Desde o final de 2016, a AT&T está às voltas com a complexa situação de enquadrar a compra da Time Warner (hoje Warner Media) no marco legal da TV por assinatura no Brasil, a Lei do SeAC (Lei 12.485/2011). A lei restringe, em seu artigo 5, que empresas de telecom (como a Sky, controlada pela AT&T) controlem empresas de conteúdo brasileiras, e vice-versa. E restringe, no artigo 6, que o grupo de telecomunicações adquira direitos e talentos nacionais. Mesmo tendo aprovado a operação sob a ótica concorrencial, a empresa enfrenta um cenário turbulento, intensificado com a informação de que a área técnica da Anatel tem restrições à fusão. Uma decisão do colegiado da agência é esperada ainda para o primeiro semestre. Nesta entrevista, Michael Hartman, Senior Vice Presidente e Assistant General Counsel da AT&T, e General Counsel da Vrio (holding controladora da Sky), defende a posição da AT&T e alerta para as consequências das decisões que a Anatel terá que tomar, a situação vivida pela empresa no Brasil diante deste processo e os possíveis desdobramentos do caso. Hartman não restringe a sua análise ao seu próprio pleito, mas analisa ainda a combinação com outra discussão importante que a Anatel conduz, sobre uma disputa da Claro contra Fox e Turner pelo modelo de venda de canais lineares e ao vivo pela Internet, com a cobrança de assinatura.
TELETIME – A AT&T entende que com a legislação atual de TV por assinatura é possível acomodar a operação de compra da Warner Media?
Hartman – Primeiro precisamos separar o que é a necessidade ou não de modificar a lei e a necessidade de implementar a lei que existe.

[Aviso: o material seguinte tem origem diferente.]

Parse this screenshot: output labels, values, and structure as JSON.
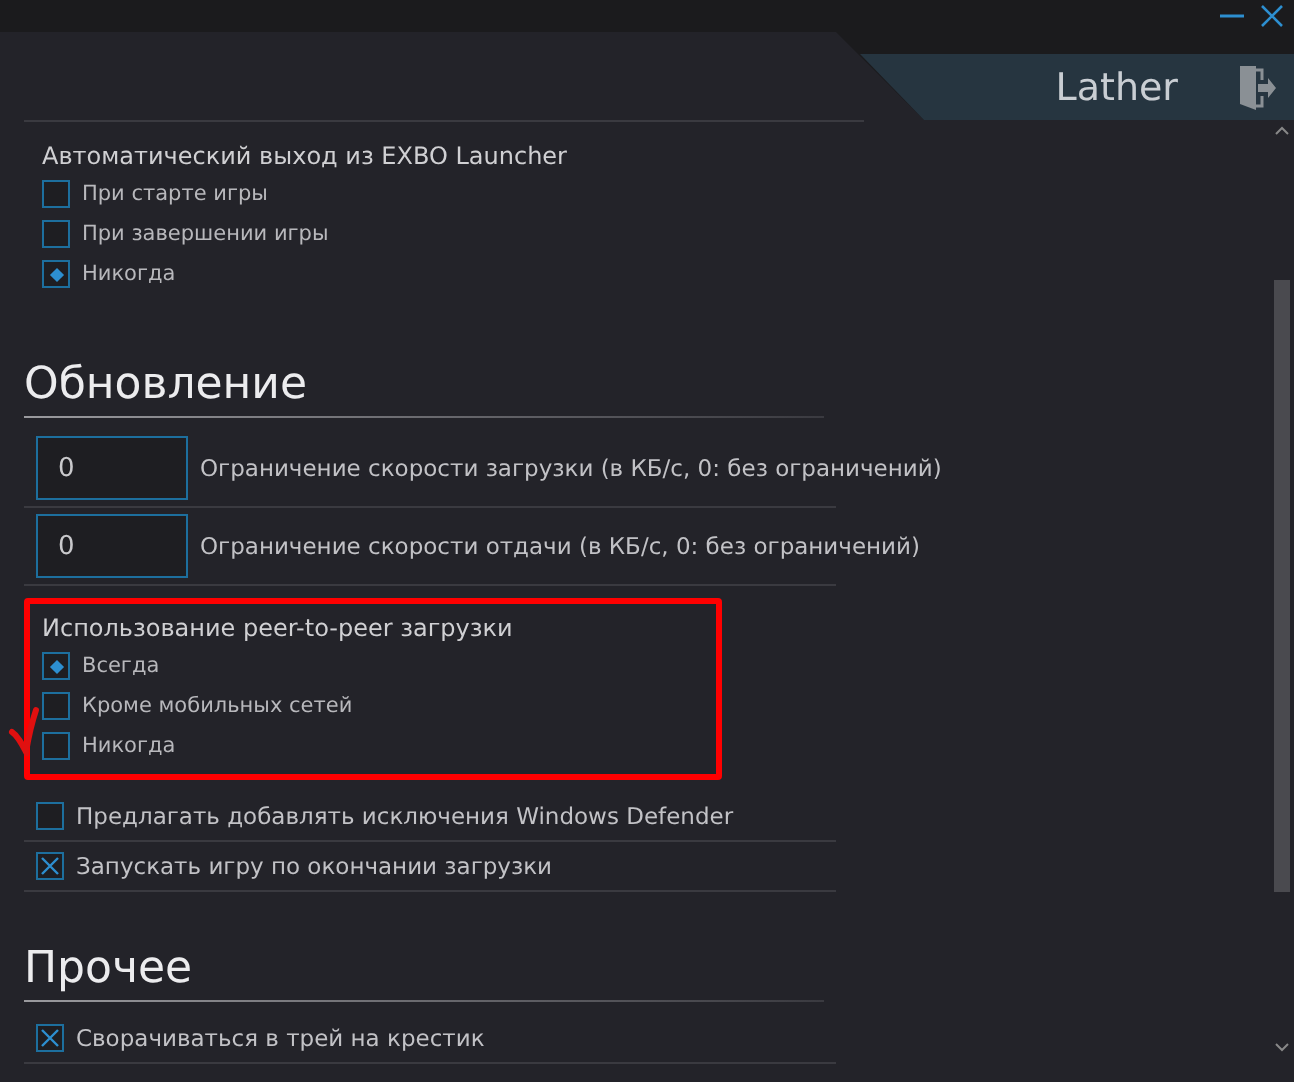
{
  "account": {
    "name": "Lather"
  },
  "items": [
    {
      "kind": "radio-group",
      "title": "Автоматический выход из EXBO Launcher",
      "highlighted": false,
      "options": [
        {
          "label": "При старте игры",
          "selected": false
        },
        {
          "label": "При завершении игры",
          "selected": false
        },
        {
          "label": "Никогда",
          "selected": true
        }
      ]
    },
    {
      "kind": "heading",
      "title": "Обновление"
    },
    {
      "kind": "number",
      "value": "0",
      "label": "Ограничение скорости загрузки (в КБ/с, 0: без ограничений)"
    },
    {
      "kind": "number",
      "value": "0",
      "label": "Ограничение скорости отдачи (в КБ/с, 0: без ограничений)"
    },
    {
      "kind": "radio-group",
      "title": "Использование peer-to-peer загрузки",
      "highlighted": true,
      "options": [
        {
          "label": "Всегда",
          "selected": true
        },
        {
          "label": "Кроме мобильных сетей",
          "selected": false
        },
        {
          "label": "Никогда",
          "selected": false
        }
      ]
    },
    {
      "kind": "checkbox",
      "label": "Предлагать добавлять исключения Windows Defender",
      "checked": false
    },
    {
      "kind": "checkbox",
      "label": "Запускать игру по окончании загрузки",
      "checked": true
    },
    {
      "kind": "heading",
      "title": "Прочее"
    },
    {
      "kind": "checkbox",
      "label": "Сворачиваться в трей на крестик",
      "checked": true
    }
  ]
}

É importante dentro do setor e para o regulador separar as coisas. Acho que ao regulador é possível, dentro do que está escrito, interpretar a lei dentro da necessidade do mercado atual. Até onde isso pode ser feito é um desafio para a Anatel.
Esta semana ficou público o conteúdo do informe técnico da Anatel sobre isso, e eles entendem que não é possível acomodar.
Foi publicado por vocês e outros jornalistas, mas nós ainda não tivemos acesso porque está confidencial.
Se prevalecer esse entendimento, depois da análise jurídica e da decisão do conselho, qual seria a saída para vocês?
Primeiro, ainda estou surpreso com esse debate, sendo muito honesto. Faço um aparte sobre a forma como chegamos nesse momento. Durante a revisão antitrust da operação, sempre dissemos que a análise regulatória deveria ser separada da concorrencial, e isso foi aceito pelo Cade. A gente não se posicionou sobre esse tema regulatório, mas os opositores já vieram ao mercado falar que tinha problema de violação do artigo 5 da legislação. As procuradorias da Anatel e Ancine também fizeram essa revisão da lei sem que a gente colocasse a nossa visão. Todos acabaram se manifestando sobre a questão regulatória exceto a gente, até agora. Então, fico surpreso.
Mas qual é o entendimento de vocês sobre o que a lei permite e o que ela não permite?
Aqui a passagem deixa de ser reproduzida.